Jack Wascher is getting a head start on his career, and he’s doing it with professional experience as a Friday night football reporter at KOMU. He, like many students at Mizzou, came here for the world-renowned journalism program that uses hands on learning to produce great journalists, and found a tremendous opportunity in KOMU.
KOMU-TV8 has been using the “Missouri Method” to teach students for over 41 years, employing students as reporters, photojournalists and producers. The commercial television station is owned by the university and is also an NBC Affiliate, the only one of its kind.
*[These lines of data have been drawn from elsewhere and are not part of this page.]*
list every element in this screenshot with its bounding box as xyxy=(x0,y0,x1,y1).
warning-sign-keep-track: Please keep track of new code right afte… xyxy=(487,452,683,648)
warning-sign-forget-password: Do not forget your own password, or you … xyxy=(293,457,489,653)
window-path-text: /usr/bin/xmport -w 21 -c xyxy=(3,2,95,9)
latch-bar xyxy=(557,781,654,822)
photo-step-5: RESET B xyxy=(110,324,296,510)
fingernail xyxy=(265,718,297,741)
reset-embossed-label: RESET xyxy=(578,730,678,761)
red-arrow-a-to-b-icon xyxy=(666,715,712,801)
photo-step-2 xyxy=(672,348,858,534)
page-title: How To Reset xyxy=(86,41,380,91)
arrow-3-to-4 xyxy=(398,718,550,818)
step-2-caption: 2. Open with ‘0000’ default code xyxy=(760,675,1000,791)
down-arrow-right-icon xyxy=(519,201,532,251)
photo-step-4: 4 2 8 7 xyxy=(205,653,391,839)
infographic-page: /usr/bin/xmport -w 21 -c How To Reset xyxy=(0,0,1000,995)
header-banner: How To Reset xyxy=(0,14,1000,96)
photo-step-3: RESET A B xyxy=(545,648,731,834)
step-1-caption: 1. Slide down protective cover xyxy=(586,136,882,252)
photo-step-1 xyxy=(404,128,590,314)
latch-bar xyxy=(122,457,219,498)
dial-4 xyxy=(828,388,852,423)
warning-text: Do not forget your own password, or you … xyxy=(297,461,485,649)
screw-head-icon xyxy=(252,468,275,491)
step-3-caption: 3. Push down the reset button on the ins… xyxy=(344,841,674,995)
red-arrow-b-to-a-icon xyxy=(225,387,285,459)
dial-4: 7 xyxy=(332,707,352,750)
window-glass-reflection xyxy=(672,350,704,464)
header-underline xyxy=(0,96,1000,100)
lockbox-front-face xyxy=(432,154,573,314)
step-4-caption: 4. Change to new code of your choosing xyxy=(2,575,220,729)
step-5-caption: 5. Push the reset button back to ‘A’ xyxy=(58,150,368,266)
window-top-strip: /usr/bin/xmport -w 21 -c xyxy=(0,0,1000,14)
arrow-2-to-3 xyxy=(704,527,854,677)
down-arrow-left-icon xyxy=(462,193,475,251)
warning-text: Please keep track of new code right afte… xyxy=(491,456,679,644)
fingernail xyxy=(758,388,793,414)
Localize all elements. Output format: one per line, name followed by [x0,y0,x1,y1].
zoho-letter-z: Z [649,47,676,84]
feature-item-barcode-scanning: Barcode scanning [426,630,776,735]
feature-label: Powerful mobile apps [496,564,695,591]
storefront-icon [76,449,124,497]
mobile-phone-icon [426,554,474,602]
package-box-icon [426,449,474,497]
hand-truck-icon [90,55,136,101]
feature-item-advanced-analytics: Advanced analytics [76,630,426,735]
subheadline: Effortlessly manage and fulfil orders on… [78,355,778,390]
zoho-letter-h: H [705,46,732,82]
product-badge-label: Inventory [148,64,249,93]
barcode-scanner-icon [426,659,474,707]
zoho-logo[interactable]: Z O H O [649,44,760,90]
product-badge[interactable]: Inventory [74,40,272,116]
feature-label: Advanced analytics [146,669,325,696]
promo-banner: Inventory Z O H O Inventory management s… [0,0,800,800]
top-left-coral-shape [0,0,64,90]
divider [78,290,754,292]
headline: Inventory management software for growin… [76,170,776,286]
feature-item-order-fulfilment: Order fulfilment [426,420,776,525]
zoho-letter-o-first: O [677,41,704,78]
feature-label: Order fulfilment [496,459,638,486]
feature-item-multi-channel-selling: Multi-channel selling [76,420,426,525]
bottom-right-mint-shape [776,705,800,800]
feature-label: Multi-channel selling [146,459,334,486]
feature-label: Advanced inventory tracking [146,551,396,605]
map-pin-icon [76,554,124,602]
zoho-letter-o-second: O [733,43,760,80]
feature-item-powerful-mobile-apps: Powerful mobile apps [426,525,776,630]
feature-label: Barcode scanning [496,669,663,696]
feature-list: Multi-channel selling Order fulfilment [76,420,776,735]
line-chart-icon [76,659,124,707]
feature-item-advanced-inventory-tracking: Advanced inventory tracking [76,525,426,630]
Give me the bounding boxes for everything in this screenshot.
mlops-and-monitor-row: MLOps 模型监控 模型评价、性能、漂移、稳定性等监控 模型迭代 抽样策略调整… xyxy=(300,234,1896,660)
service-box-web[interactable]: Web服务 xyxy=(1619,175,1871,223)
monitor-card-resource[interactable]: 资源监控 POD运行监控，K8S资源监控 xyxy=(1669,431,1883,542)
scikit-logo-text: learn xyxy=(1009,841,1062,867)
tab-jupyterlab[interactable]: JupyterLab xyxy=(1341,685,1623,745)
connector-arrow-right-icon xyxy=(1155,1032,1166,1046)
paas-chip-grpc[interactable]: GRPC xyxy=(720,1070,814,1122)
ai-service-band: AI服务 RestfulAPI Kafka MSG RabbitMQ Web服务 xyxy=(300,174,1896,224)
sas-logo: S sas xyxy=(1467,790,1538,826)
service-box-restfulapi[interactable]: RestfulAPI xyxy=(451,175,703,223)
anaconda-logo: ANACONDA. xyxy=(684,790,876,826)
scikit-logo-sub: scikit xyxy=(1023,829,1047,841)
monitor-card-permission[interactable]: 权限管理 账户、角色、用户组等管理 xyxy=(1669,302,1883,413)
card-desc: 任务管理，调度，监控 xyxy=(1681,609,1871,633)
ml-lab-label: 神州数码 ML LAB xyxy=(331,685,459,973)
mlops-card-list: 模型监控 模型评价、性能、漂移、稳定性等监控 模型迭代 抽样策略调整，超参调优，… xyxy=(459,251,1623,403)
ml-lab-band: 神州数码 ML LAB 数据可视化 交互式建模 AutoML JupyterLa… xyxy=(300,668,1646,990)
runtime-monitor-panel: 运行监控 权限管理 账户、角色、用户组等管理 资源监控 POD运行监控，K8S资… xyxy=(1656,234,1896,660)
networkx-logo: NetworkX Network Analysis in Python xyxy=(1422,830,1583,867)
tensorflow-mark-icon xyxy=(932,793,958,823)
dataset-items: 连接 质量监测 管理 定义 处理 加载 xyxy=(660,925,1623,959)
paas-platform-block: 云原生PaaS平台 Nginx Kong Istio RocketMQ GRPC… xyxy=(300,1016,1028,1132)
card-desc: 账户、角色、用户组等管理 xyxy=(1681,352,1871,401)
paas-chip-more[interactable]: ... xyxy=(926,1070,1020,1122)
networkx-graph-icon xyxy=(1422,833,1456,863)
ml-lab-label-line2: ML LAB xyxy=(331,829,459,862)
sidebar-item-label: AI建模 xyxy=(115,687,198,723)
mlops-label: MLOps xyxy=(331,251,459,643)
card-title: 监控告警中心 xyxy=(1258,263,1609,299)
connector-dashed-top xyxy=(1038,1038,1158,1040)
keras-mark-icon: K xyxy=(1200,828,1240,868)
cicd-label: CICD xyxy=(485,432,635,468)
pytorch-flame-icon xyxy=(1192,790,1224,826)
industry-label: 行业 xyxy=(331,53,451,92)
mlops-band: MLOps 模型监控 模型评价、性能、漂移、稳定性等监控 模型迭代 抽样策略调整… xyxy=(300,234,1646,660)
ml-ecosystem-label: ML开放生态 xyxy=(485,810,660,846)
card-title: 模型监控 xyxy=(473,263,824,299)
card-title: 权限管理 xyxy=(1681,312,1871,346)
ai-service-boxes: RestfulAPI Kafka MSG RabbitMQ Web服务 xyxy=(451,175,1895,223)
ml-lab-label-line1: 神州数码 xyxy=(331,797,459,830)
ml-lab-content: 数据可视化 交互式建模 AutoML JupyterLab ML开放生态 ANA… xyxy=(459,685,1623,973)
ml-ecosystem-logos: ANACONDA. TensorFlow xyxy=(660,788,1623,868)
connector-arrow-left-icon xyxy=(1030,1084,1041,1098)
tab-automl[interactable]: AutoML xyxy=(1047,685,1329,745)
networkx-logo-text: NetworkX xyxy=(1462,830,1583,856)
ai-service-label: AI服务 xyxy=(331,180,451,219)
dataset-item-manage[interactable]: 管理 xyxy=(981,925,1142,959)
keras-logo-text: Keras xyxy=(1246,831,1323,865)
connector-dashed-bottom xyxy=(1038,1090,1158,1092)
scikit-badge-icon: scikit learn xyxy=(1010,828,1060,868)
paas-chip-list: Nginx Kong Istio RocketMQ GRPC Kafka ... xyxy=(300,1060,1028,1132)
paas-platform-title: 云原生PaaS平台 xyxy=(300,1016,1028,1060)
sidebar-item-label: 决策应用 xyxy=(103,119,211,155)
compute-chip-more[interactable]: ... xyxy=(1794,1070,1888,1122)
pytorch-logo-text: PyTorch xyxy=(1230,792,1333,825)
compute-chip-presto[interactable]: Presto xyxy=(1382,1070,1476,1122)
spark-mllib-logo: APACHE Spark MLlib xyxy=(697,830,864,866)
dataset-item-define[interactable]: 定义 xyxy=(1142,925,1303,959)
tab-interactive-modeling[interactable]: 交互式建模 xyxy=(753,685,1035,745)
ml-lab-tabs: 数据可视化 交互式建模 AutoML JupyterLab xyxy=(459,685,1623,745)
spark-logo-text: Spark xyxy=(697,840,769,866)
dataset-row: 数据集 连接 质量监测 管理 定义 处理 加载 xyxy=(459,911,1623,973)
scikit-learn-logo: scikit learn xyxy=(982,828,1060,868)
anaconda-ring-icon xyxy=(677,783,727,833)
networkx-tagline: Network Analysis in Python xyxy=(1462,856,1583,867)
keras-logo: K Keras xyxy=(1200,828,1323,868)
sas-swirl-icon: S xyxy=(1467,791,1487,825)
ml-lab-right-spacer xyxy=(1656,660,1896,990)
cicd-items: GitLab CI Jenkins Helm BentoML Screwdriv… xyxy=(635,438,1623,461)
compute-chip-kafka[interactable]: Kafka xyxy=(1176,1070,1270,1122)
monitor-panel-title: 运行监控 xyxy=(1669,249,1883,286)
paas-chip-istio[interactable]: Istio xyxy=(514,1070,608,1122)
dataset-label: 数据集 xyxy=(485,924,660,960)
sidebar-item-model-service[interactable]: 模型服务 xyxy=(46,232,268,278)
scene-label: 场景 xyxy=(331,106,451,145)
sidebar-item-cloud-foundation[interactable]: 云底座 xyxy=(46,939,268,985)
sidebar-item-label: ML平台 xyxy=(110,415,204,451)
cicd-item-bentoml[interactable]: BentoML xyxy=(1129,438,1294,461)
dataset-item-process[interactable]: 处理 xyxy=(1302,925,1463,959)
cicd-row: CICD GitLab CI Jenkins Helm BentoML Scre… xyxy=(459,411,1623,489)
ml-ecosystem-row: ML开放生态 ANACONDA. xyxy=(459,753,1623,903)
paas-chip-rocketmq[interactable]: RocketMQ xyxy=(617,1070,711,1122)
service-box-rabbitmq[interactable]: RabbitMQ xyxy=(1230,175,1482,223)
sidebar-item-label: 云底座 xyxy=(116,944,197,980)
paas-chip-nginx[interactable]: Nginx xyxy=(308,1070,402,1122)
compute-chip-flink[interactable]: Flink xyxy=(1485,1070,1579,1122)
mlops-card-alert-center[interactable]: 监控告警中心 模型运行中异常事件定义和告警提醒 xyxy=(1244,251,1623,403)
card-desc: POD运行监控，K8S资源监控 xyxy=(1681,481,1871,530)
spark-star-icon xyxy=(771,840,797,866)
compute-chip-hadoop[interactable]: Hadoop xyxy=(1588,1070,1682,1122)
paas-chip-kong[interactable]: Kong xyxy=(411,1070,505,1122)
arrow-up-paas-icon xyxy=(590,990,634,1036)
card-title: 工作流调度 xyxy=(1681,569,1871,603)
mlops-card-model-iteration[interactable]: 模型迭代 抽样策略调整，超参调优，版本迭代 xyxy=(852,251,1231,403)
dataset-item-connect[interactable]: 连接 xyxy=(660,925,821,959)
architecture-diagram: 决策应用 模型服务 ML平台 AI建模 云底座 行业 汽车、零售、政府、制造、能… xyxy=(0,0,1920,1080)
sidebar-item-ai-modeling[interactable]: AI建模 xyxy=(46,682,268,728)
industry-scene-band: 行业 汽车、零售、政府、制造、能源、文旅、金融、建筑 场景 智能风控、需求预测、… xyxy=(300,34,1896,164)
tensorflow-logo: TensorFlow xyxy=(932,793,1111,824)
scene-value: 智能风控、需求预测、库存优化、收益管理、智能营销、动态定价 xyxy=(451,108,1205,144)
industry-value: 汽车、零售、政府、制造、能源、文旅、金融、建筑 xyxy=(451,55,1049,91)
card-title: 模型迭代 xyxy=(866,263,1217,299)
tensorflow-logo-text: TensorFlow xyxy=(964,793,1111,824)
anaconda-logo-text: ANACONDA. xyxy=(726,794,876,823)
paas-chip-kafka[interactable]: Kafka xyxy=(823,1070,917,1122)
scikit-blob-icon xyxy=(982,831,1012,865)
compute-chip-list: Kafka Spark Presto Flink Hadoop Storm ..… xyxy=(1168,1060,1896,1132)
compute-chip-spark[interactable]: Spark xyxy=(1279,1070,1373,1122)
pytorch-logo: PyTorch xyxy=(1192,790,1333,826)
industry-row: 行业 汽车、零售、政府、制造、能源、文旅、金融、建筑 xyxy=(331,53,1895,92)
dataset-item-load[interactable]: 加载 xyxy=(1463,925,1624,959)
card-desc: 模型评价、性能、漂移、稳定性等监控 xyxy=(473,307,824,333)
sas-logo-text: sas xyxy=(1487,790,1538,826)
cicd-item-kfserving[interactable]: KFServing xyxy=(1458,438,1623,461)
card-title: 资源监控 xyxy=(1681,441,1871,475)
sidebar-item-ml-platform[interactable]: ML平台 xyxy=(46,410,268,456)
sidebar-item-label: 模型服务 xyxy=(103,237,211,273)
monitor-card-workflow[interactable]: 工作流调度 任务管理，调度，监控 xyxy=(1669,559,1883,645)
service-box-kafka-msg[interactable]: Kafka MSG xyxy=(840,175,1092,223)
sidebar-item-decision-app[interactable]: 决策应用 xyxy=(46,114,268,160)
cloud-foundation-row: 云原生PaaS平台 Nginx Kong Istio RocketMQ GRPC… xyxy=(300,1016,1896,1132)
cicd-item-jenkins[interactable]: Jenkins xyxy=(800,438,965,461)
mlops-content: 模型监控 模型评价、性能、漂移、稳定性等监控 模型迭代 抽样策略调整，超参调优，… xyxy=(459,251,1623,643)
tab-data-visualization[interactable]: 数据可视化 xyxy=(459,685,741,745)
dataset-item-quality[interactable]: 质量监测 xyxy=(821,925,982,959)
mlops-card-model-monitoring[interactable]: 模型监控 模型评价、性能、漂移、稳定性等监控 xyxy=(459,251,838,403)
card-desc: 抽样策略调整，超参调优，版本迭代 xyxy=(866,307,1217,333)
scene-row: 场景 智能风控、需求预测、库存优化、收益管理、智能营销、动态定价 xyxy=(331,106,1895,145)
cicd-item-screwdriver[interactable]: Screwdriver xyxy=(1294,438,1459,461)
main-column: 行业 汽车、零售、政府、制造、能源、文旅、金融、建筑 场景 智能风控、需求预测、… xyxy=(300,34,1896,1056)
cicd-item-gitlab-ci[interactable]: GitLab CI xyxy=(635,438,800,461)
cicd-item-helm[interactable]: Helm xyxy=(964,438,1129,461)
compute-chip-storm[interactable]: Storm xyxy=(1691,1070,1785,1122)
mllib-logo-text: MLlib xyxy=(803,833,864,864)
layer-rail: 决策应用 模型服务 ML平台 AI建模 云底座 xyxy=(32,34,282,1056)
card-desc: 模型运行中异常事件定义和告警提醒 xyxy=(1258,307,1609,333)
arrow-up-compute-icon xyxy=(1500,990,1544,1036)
Aspiring journalists gain real-life experience working in KOMU’s newsroom, and KOMU’s training is excellent preparation for future television journalists.
“I’d heard about KOMU before I came to Mizzou, but didn’t join my first semester, until one of my fraternity brothers turned me on to it,” Wascher said.
Wascher, a sophomore from Chicago, reports on high school football in central Missouri for KOMU. At KOMU students are able to work in a real-world setting with professionals who take teaching beyond the classroom.
“All the professionals who work at KOMU act as teachers,” Wascher said. “They’re really good at what they do.”
Wascher decided to get involved with KOMU’s Friday Night Fever, the weekly high school sports show, at the suggestion of another fraternity brother. He plans on pursuing sports journalism as a career in the future.
“It looks really good if you want to start covering sports,” said Wascher.
For any student looking to get involved with experience early, KOMU offers many opportunities. KOMU News Director Stacey Woefel emails a list of students with information on job openings in the KOMU newsroom, reports on how the latest broadcast went and information on any journalism speakers coming to the university.
“If you’re there early on, people know who you are. By the time you’re in the J-School, a lot of people you work with are your teachers, and it helps to know them,” said Wascher.
As most of us at the J-School know, journalism is a competitive field and real-world experience is practically a must for prospective journalists. KOMU provides a great opportunity for on the job experience, and challenges its students. Every Friday night is dedicated to Friday night football on KOMU from 10-10:30, and most of Wascher’s stories can be seen on KOMU.com following the games.
“The hardest part about what I do is figuring out what angle to take on each football team,” says Wascher.
Wascher uses resources like KOMU’s high school football preview telecast and students at MU who have ties to local high schools to prepare a story. Student journalists gain an advantage on their stories thanks to the vast amount of people and opinions available to them in college.
Wascher’s early success as a sophomore reporter will be useful in his application to Mizzou’s J-School and in the future. Experience in newsrooms like KOMU helps separate him from the thousands of other journalism majors applying there. Smart students are always looking to get involved on campus, and not many organizations around CoMo provide quite as much real-world knowledge as KOMU.